AM Best’s Student Challenge Winners Offer Battle Plan for Infectious Disease Remediation
This year’s first-place team members said COVID-19, and its catastrophic impact on small businesses, was the impetus for their idea to help mitigate small-business closures.
- Tom Davis
- June 2022
Merely reopening amid COVID-19 wasn't enough. Saint Joseph's University students Julia Berdzik and Elizabeth Colpe knew that just the right insurance coverage could help ensure the long-term survival of small businesses impacted by infectious disease outbreaks.
Saint Joseph’s University
Saint Joseph’s University
Illinois State University
Florida State University
Their plan, “Infectious Disease Remediation Coverage,” won AM Best's second annual Student Challenge in 2022, which tasked risk management and insurance students from across the country with creating innovative solutions for managing insurance risks.
Colpe and Berdzik said COVID-19, and its catastrophic impact on small businesses, was the impetus for their idea to help mitigate small-business closures resulting from infectious disease outbreaks.
The winning duo said their coverage would seek to guarantee that qualified sanitary services, as well as the distribution of funds for PPE, are involved in infectious disease remediation.

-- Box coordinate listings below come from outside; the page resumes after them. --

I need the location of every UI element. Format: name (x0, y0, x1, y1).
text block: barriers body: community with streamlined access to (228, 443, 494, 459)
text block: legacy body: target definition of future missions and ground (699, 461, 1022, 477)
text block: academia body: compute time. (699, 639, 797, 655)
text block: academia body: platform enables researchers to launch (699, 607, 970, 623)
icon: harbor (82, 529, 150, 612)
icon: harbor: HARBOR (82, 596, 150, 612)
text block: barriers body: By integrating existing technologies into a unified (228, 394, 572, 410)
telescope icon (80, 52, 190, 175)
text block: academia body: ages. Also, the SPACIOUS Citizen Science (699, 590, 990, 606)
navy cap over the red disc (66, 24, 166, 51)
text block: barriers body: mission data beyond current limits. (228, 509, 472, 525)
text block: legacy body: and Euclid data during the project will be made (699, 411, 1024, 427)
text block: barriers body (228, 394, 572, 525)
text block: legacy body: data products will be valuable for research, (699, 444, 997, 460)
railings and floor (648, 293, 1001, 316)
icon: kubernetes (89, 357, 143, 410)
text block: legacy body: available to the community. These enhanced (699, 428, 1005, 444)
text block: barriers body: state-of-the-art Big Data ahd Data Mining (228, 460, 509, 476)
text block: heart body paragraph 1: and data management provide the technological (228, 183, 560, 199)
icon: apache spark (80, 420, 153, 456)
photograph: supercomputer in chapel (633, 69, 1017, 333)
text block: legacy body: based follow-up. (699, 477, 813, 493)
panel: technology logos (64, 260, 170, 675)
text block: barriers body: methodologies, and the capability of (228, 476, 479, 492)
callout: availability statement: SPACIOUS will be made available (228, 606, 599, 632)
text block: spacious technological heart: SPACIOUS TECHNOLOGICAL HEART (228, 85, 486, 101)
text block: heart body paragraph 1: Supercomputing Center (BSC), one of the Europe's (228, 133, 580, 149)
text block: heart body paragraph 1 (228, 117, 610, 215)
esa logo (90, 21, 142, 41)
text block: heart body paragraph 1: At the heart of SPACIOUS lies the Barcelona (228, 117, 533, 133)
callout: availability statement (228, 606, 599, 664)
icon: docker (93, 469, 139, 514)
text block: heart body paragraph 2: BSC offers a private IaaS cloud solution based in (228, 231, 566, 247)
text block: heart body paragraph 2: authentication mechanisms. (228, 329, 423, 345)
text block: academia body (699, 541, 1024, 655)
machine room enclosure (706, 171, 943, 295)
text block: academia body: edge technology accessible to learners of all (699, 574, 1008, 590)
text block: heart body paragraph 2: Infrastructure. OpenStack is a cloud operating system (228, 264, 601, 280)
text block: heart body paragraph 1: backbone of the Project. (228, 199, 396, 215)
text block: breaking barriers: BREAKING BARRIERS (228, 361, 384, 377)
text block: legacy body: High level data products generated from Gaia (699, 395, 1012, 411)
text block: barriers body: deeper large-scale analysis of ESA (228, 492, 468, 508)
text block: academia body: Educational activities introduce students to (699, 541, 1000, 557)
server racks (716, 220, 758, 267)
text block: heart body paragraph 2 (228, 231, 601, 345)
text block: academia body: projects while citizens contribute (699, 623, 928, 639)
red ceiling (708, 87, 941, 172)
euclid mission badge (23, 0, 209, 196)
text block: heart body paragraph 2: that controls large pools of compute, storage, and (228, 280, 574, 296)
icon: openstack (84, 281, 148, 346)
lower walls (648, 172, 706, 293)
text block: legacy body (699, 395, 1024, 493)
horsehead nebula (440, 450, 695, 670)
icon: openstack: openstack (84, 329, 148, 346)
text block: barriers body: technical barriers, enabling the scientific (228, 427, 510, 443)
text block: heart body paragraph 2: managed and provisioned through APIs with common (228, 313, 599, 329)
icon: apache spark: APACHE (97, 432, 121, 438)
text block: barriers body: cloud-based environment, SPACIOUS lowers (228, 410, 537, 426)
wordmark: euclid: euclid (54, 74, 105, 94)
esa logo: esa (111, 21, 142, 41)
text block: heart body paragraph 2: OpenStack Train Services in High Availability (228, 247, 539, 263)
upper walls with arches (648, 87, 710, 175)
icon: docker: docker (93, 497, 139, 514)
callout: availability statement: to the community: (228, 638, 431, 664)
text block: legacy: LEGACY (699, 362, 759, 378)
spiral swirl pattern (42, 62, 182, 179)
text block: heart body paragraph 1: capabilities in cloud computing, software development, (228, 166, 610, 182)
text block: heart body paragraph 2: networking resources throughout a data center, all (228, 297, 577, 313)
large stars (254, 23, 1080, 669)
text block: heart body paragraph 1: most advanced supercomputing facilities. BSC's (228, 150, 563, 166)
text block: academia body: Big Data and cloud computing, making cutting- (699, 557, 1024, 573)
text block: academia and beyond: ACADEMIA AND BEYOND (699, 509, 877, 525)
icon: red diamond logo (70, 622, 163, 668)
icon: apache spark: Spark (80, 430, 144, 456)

Contracts would be signed with companies for these services because demand can cause shortages at the time of an occurrence, Colpe said. “We also planned to provide a support team that would help workers quickly transition into a virtual workspace,” Berdzik said.
Berdzik and Colpe received 70% of the vote and were among three finalists in the challenge. Voting was open to the public from March 14-31.
The challenge is designed to support efforts by AM Best and the industry to develop and attract talented students to the insurance and risk management sector, said Matthew C. Mosher, president and CEO of AM Best Rating Services. The competition was open to undergraduate and graduate students who could submit as individuals or two-member teams.
“Insurance is a purpose-driven industry, and you can see with all these students' submissions what is meaningful to them and how they want to make a positive impact on individuals, businesses and communities,” Mosher said. “I hope they continue to focus on learning and exploring the many possibilities the insurance industry offers to find one that best fits their interests and strengths.”
Other Finalists’ Ideas
The finalists also included Alexander Pearson of Florida State University, who was selected for his submission, “Innovating the Under-Insured,” an interactive app that uses third-party real estate, construction and risk data to identify gaps in a homeowner's insurance coverage and educate consumers on what level of property coverage they truly need.
Paul Dunlap of Illinois State University earned a spot among the finalists for his submission, “Resilience Endorsements,” which offers a way to expand endorsements for homeowners and communities that employ certain resilience measures.
Under his proposal, Dunlap said he would be operating a consulting company that would sell his product to insurance companies. “It would create a metric on the basis of looking at community guidelines, as well as individual guidelines, then creating a score,” he said.
The score would be based on how the policyholders and the communities demonstrate a “certain resilience” amid a catastrophic event. The insurer could then set a certain discount for that policyholder and go about pricing the policy, Dunlap said.
Dunlap said his idea was inspired by rising natural catastrophe losses.
“With climate change being at an all-time high, insurers are experiencing record losses. There's been a pretty good correlation between resilience measurements and the outcomes of lowering losses,” he said. “I believe FEMA puts the hurricane losses at somewhere [here:] For every $1 we invest in resilience, we get about $11 in return, which seems like a pretty good deal in my opinion.”
Pearson said his phone app would provide “unbiased information” about coverage levels and rebuilding costs. The intent is to prevent homeowners from being underinsured, he said, as well as to provide “information efficiency.”
“It's a one-stop shop for all your information when it comes to property and home insurance. Instead of having different companies [having] different biases on their insurance, this brings all your property insurances and different packages into one place. It shows what that extended replacement cost looks like. It helps the underinsured. It helps the coverage gap situation,” Pearson said.
It also helps if you make home improvements, he said. If you refurnished your basement, for instance, “you add that piece of information to your home model within the app, and it will tell you the current value of your home,” he said.
“It provides education that you might not get from agents and brokers and it brings into the app,” Pearson said. “It's going to simplify it. The regular consumer can look at it and understand, at least a little bit, what they're getting themselves into.”
Facts Behind Winning Submission
When they were researching for their proposal, Colpe and Berdzik found that about half of U.S. small businesses operate with less than 15 days of cash reserves, and even healthy small and midsize enterprises usually have less than two months. “As we know, these businesses were closed a lot longer than the two weeks to eventually be reopened, so they got decimated financially,” Berdzik said.
Amid the COVID-19 pandemic lockdowns, extra unexpected expenses associated with the health and safety exposures also depleted cash reserves, Berdzik said. “This can help explain why there were so many extra permanent business closures—200,000, to be exact, within the first pandemic year when compared to previous years, ” she said.